Usually when writing a piece like this, you’re careful to mount a balanced argument, not come down too heavily on one side or another, and try not to upset anyone by voicing too strong an opinion.
There’ll be a degree of that this time too – football is a game of two halves on a level playing field and all that – but up front it’s important to make clear that the proposals currently in the Scottish Parliament to give football fans ‘right-to-buy’ their clubs are unequivocally a Good Thing.
Qualifying as a Good Thing isn’t actually that difficult. The startling thing about most Good Things is that they seem so obvious no-one can really believe they weren’t already a thing before the whole process started.
So it is with the Scottish Parliament’s Community Empowerment Bill. Scottish Green party MSP Alison Johnstone tabled a successful amendment last week that extended powers originally intended to residents buyouts of Highland estates to include giving fan groups first refusal on buying a football club should it come up for sale – including where a club finds itself in financial difficulty and the administrators have been called in.
Hailing the amendment, which will now go to a full consultation to decide the exact shape of the regulations, Johnstone said: “Many Scottish clubs are well-run but everyone can name others which have been forced into administration, or worse. With this right, never again would fans be left watching on the touchline as their club goes bust.”

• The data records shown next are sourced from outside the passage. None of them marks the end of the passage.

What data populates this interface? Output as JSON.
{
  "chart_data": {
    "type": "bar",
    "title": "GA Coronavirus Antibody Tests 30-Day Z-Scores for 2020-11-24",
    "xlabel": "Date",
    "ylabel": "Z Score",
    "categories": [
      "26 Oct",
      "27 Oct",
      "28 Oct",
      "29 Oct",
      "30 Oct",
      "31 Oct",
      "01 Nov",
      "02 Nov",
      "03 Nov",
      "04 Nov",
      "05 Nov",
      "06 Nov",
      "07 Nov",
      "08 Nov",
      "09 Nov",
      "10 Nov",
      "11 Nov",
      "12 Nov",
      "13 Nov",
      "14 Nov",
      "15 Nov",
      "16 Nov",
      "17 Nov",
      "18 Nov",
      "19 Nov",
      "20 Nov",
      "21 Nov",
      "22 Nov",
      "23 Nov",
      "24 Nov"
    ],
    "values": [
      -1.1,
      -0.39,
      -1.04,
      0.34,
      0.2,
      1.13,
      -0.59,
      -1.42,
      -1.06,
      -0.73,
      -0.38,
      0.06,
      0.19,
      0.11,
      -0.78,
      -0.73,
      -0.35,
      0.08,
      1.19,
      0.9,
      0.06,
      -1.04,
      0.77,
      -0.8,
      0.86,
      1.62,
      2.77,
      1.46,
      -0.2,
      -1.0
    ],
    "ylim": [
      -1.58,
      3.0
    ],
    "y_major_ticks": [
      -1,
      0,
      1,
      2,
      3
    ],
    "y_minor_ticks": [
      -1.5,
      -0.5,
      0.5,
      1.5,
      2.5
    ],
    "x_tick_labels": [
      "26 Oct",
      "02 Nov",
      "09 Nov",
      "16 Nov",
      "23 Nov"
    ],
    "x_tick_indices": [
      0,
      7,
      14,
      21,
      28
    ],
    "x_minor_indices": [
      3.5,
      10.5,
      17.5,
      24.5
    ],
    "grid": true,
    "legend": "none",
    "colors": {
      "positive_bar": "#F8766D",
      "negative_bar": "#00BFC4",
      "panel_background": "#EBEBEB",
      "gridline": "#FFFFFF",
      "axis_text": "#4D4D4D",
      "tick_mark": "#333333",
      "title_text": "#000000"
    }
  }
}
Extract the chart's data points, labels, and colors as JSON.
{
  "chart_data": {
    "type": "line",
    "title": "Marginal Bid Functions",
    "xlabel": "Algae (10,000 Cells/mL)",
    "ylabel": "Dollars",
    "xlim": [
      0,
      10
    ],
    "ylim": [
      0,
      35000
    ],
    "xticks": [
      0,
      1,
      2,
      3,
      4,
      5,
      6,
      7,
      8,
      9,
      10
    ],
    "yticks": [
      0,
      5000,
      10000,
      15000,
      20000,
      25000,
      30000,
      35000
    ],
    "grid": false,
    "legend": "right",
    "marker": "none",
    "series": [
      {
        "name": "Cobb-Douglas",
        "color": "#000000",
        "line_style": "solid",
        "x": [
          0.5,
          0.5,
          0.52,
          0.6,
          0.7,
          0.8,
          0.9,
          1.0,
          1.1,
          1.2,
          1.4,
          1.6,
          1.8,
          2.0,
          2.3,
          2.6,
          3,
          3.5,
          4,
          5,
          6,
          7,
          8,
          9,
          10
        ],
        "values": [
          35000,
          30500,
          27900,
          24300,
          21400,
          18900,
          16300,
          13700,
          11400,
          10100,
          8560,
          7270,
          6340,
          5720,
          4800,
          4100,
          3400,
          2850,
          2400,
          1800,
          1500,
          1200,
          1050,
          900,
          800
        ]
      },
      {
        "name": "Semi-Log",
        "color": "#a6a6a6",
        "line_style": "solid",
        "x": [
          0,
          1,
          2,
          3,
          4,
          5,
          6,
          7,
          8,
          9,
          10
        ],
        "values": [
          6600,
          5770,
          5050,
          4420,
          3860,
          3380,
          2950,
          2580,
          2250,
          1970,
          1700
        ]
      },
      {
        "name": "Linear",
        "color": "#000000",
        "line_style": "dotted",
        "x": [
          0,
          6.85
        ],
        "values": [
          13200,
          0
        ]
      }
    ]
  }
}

The process as envisaged by MSPs is that a supporters group would form, legally register an interest in a club, then, when the club’s current owner came to sell it, they would be unable to do so without the supporters group first having had the opportunity to buy their team at a price set by an independent valuer.
A messy process, perhaps, and one which is bound to upset existing owners – particularly that independent valuation – but no less messy than the status quo, which allows the chopping and changing of ownership on the whim of a well-heeled investor.
Fan ownership in Scottish football has been an issue simmering just below boiling point for some time now. There are currently four professional clubs under fan ownership – and both Hearts and Rangers have significant supporter groups with shareholdings. Hearts owner Ann Budge is in the process of handing the club over to supporter group Foundation of Hearts – we’re currently a little over a year into a five-year transition of ownership.
Politics, like football, is a funny old game, and in politics, like in football, the run of play can be very swift to change. The SNP obliterated Labour north of the border at May’s General Election, leaving Ian Murray in Edinburgh South as Scottish Labour’s only MP. Murray very much has the look of a man left back to defend as his teammates go up for a corner. The left in Scotland is feeling buoyant, a feeling it will carry into the Scottish Parliament elections next year, with this sort of policy likely to be a popular one.
Last year celebrity Raith Rovers fan and sometime-former-Prime-Minister Gordon Brown told the Scotsman newspaper that increased community involvement was something he’d like to see in football: “When there’s a club that’s at the centre of community life you want to see it get as much support as possible from the community. Attendances are far too low right now and we’ve to do something about that.”
Brown – ever the economist – rightly highlighted inflated ticket prices as the cause of these under-populated football grounds. Germany, where fan ownership is enshrined in law, does not suffer the same glut of empty seats, with the cheapest season ticket at Bayern Munich less than half the cost of the cheapest at Raith Rovers’s Stark’s Park.
And what of Holyrood’s Community Empowerment Bill? There is a certain amount of wishful thinking in a community right-to-buy initiative. It’s the sort of scheme that sounds very good in principle, but in practice, is about as likely to come off as a David Dunn rabona. (That was the aforementioned hedging of bets and balancing of arguments around the Good Thing.)
A separate amendment, which would’ve given government support in the form of loans to supporters groups, was voted down. Gathering a membership is the first hurdle, but failure to pool the required funds is the hurdle which often proves fatal to fail to clear.
Perhaps Ann Budge and Foundation of Hearts is the model to emulate. Budge stumped up the cash for the initial buy-out of Hearts, with the backing of the 8,000 supporters to whom she is now transferring ownership. Fans tend stick around, but don’t necessarily have the resources up front. Owners tend to have the resources upfront, but don’t necessarily stick around. When you’re working in a time of crisis, as consortia looking to stage a buy-out often are, hanging around a few years to raise the funds from fans hard-pressed for spare cash isn’t an option that’s available -the opportunity will have gone by then, the club gone bust or sold on.
The final proposals have to allow for this if they stand a chance of success. The regulations must contain the ability for a lead investor, like Budge, to buy a club on the condition they transfer ownership to the legally-recognised supporters group over a pre-agreed period.
That’s the only way this Good Thing becomes an Actual Thing.